关键词:
Breast cancer
Data mining
Principal component analysis
Random forest tree
Blood routine analysis
GENE-EXPRESSION DATA
PREDICTION
BIOMARKER
摘要:
Breast cancer is the most common cancer in women occurring worldwide. Some of the procedures used to diagnose breast cancer are mammogram, breast ultrasound, biopsy, breast magnetic resonance imaging, and blood tests such as complete blood count. Detecting breast cancer at an early stage plays an important role in diagnostic and curative procedures. This paper aims to develop a predictive model for detecting the breast cancer using blood samples data containing age, body mass index (BMI), glucose, insulin, homeostasis model assessment (HOMA), leptin, adiponectin, resistin, and chemokine monocyte chemoattractant protein 1 (MCP-1).The two main challenges encountered in this process are identification of biomarkers and the precision of disease prediction accuracy. The proposed methodology employs principal component analysis in a peculiar approach followed by random forest tree prediction model to discriminate between healthy and breast cancer patients. This approach extracts high communalities, a linear combination of input attributes in a systematic procedure as principal axis elements.
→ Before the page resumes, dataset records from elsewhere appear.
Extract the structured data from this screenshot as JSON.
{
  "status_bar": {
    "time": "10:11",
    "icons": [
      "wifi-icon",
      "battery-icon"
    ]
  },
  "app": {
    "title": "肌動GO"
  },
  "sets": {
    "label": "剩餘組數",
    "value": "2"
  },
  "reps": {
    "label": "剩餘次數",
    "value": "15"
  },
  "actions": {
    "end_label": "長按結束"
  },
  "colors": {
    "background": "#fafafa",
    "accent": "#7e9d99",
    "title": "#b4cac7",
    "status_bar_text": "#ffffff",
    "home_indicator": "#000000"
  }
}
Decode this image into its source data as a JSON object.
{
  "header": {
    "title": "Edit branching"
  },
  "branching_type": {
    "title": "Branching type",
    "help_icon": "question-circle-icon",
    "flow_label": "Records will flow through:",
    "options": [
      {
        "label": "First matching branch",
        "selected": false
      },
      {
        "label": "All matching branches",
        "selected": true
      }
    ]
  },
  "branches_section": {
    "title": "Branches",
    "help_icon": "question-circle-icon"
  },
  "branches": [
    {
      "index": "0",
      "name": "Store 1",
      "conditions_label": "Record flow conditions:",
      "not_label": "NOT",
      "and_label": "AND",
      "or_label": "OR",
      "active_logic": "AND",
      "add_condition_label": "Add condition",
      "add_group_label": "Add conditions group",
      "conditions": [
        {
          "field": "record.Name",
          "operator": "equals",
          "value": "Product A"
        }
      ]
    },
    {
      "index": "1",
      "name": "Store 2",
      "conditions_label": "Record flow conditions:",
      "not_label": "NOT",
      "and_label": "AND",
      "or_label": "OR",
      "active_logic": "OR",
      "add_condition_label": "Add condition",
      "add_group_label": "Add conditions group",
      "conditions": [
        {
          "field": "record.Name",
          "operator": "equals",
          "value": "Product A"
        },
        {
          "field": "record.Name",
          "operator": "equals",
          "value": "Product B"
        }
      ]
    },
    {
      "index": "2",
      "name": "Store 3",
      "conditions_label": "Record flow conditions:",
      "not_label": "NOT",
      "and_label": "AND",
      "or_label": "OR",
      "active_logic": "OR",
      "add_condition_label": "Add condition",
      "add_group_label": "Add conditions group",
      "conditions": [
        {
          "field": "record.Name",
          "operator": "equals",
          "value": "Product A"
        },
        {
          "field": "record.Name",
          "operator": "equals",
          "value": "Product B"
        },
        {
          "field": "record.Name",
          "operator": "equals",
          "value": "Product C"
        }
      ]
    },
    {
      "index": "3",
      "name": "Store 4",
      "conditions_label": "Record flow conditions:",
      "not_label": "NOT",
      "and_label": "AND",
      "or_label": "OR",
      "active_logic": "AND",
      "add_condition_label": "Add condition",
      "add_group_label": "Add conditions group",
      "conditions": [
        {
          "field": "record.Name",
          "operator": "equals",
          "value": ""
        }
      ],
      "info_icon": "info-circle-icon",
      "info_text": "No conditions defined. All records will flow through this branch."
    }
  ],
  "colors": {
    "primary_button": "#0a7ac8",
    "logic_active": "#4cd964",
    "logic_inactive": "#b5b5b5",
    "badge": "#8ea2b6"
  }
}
The iteratively extracted principal axis elements combined with minimum number of input attributes are able to predict the disease with higher accuracy of classification with increased sensitivity and specificity score. The results proved that the proposed approach generates a higher predictor performance than the previous reported results by opting relevant extracted principal axis elements and attributes that commend the classifier with increased performance measures.